Luckily Big Boys is back for a second season, and as comfort levels go, it’s up there with being wrapped in a teddy bear hoodie while someone strokes your hair and feeds you hot buttered toast.

When it aired in 2022, Big Boys won fans instantly, but for those who missed it, here’s a quick recap. The show is a coming-of-age story from award-winning comedian and writer Jack Rooke, focused on his early years at Brent Uni in the aftermath of his dad’s death.

Grief-stricken, tip-toeing out of the closet, and nurturing an Alison Hammond obsession, Jack (Dylan Llewellyn, Derry Girls) enrols at Brent, sharing digs with lairy but loveable Danny King (Jon Pointing) from Margate. He soon realises Danny is fighting his own struggles, and the unlikely pair become each other's life raft as they navigate the wild waters of fresher life.

They quickly form a group with fellow students Corinne (Izuka Hoyle), so nerdy she makes Hermione Granger look like a Berghain raver, and Yemi (Olisa Odele), gay, Nigerian and far too cool for school.

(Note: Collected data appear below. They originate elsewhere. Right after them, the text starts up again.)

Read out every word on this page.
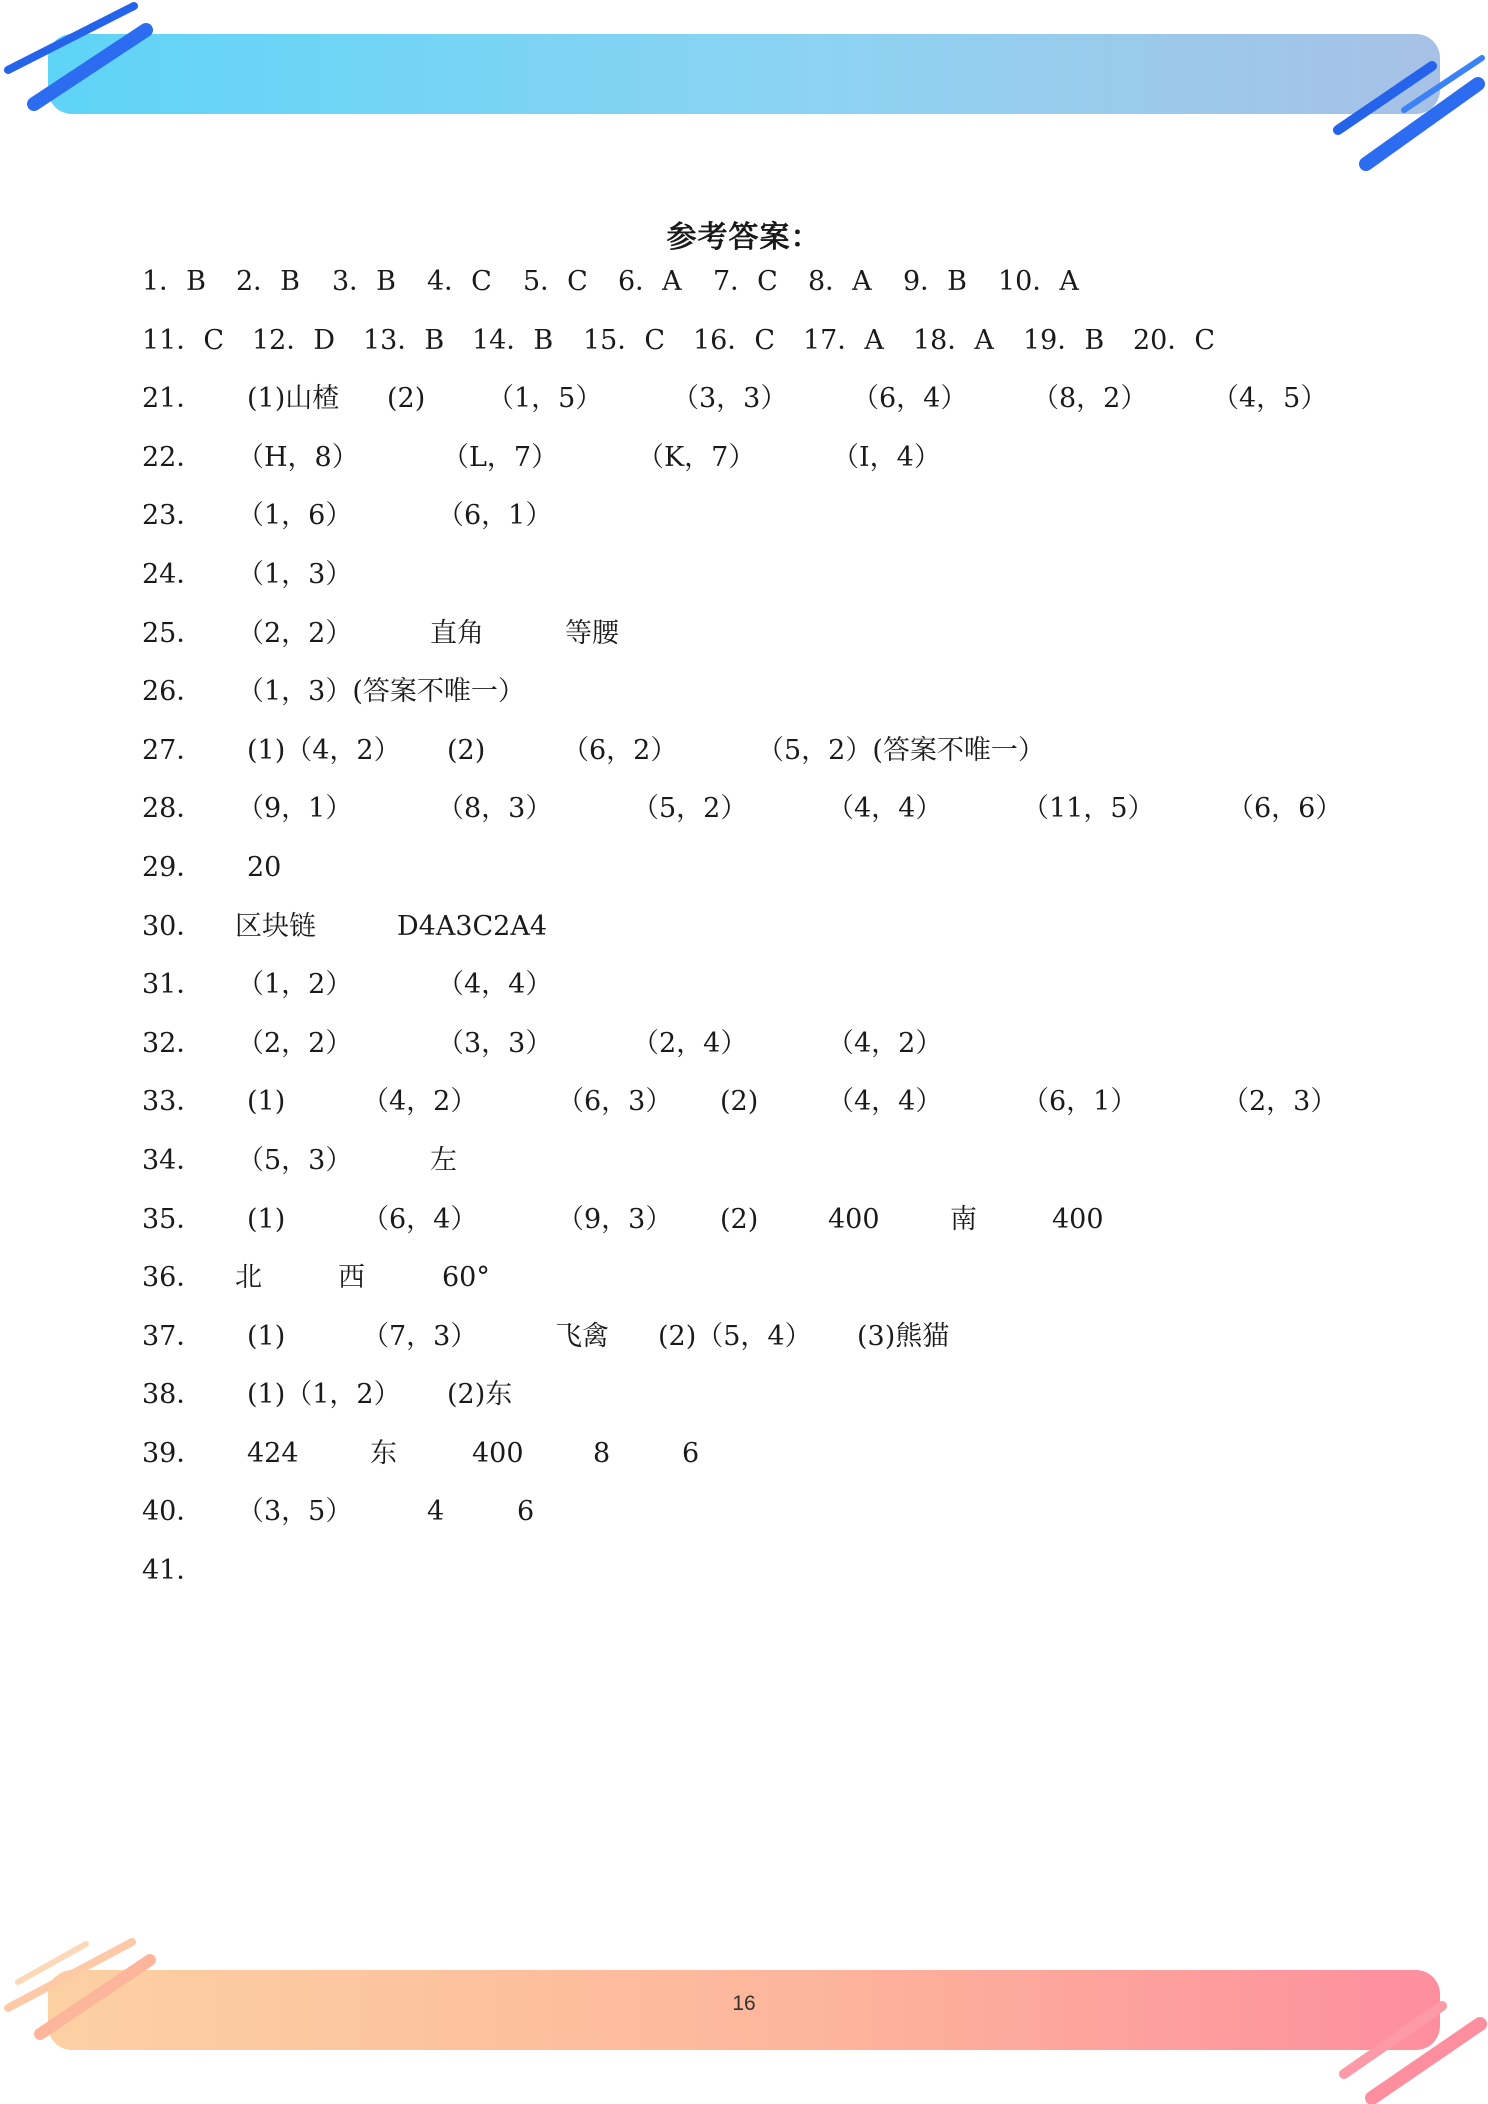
参考答案：
1．B 2．B 3．B 4．C 5．C 6．A 7．C 8．A 9．B 10．A
11．C 12．D 13．B 14．B 15．C 16．C 17．A 18．A 19．B 20．C
21． (1)山楂 (2) （1，5）	（3，3） （6，4） （8，2） （4，5）
22． （H，8）	（L，7）	（K，7）	（I，4）
23． （1，6）	（6，1）
24． （1，3）
25． （2，2）	直角	等腰
26． （1，3）(答案不唯一）
27． (1)（4，2） (2)	（6，2）	（5，2）(答案不唯一）
28． （9，1）	（8，3）	（5，2）	（4，4）	（11，5）	（6，6）
29． 20
30． 区块链	D4A3C2A4
31． （1，2）	（4，4）
32． （2，2）	（3，3）	（2，4）	（4，2）
33． (1)	（4，2）	（6，3） (2)	（4，4）	（6，1）	（2，3）
34． （5，3）	左
35． (1)	（6，4）	（9，3） (2)	400	南	400
36． 北	西	60°
37． (1)	（7，3）	飞禽 (2)（5，4） (3)熊猫
38． (1)（1，2） (2)东
39． 424	东	400	8	6
40． （3，5）	4	6
41．
16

With the campus being 10 minutes from home, Jack’s matriarchal family are also ever-present. There’s mum Peggy (Camille Coduri), a megamix of the UK’s greatest Huns; cousin Shannon (Harriet Webb) with a mouth as big as her heart; and his chain-smoking nan, Nanny Bingo (Annette Badland) who is Jack’s biggest supporter.

The second series starts with a bang. Quite literally; an appendage is poked through a glory hole straight into hapless Jack’s eye. “Were you trying to have sex at your dead dad’s 60th birthday party?” Corinne asks as Danny wraps him in a proud hug.

Jack (Dylan Llewellyn), Corinne (Izuka Hoyle) Danny (Jon Pointing) (Channel 4)

The answer is, of course, yes. Jack is young, newly out and feeling frisky. His flirting prowess, or rather, lack of it, makes for excellent viewing, from drooling over his lecturer to Grindr trysts that involve NSFW garden gnomes.

Meanwhile, Danny goes from chasing girls to turning the gang’s shabby blue shed into the loving home he never had. We find out more about Danny this time around. In the first series, Rooke skims over his best friend’s upbringing (frankly Dickensian), but the second instalment puts some skeletons back in the picture.

Rooke artfully pulls back Danny’s sunny exterior to reveal the deeply hurt and lost soul beneath – yet one that’s never far from the next LOL. Before propositioning freshers, he asks Jack; “Have you douched? If you're gonna be mating, you gotta get excavating”. There’s banter, but it’s boosting, not bashing. Danny is masculine without being toxic, a rareness that becomes apparent when he does work experience at a lad’s mag.

The series’ MVPs goes to two characters: Shannon, confirmed pregnant after uploading her morning sickness to Facebook (I mean, why bother with a GP?), and Yemi, who segues from achingly cool fashion student into the gang’s house mother, protecting his ducklings.

If the first series of Big Boys was about finding your feet, the second highlights the power of chosen families.

Amid the tapestry of 2010s references – JLS condoms, 3G, chirpsing (an olden days term for flirting), the ice bucket challenge (ugh) – Rooke masterfully weaves snippets of youthful exploits with moments of real tenderness and startling maturity. Big Boys is like if Sex Education and The Inbetweeners had a baby, only better.

There’s a lot of love, there’s a lot of laughs, there’s some cringing and watching through your fingers. More than anything, there is kindness by the beer pong-table load.

While some scenes cover tough topics like grief, shitty parents and mental health, Rooke manages to handle them sensitively and always ends things on a buoyant note. I hope there's more to come. We need to watch these Big Boys grow.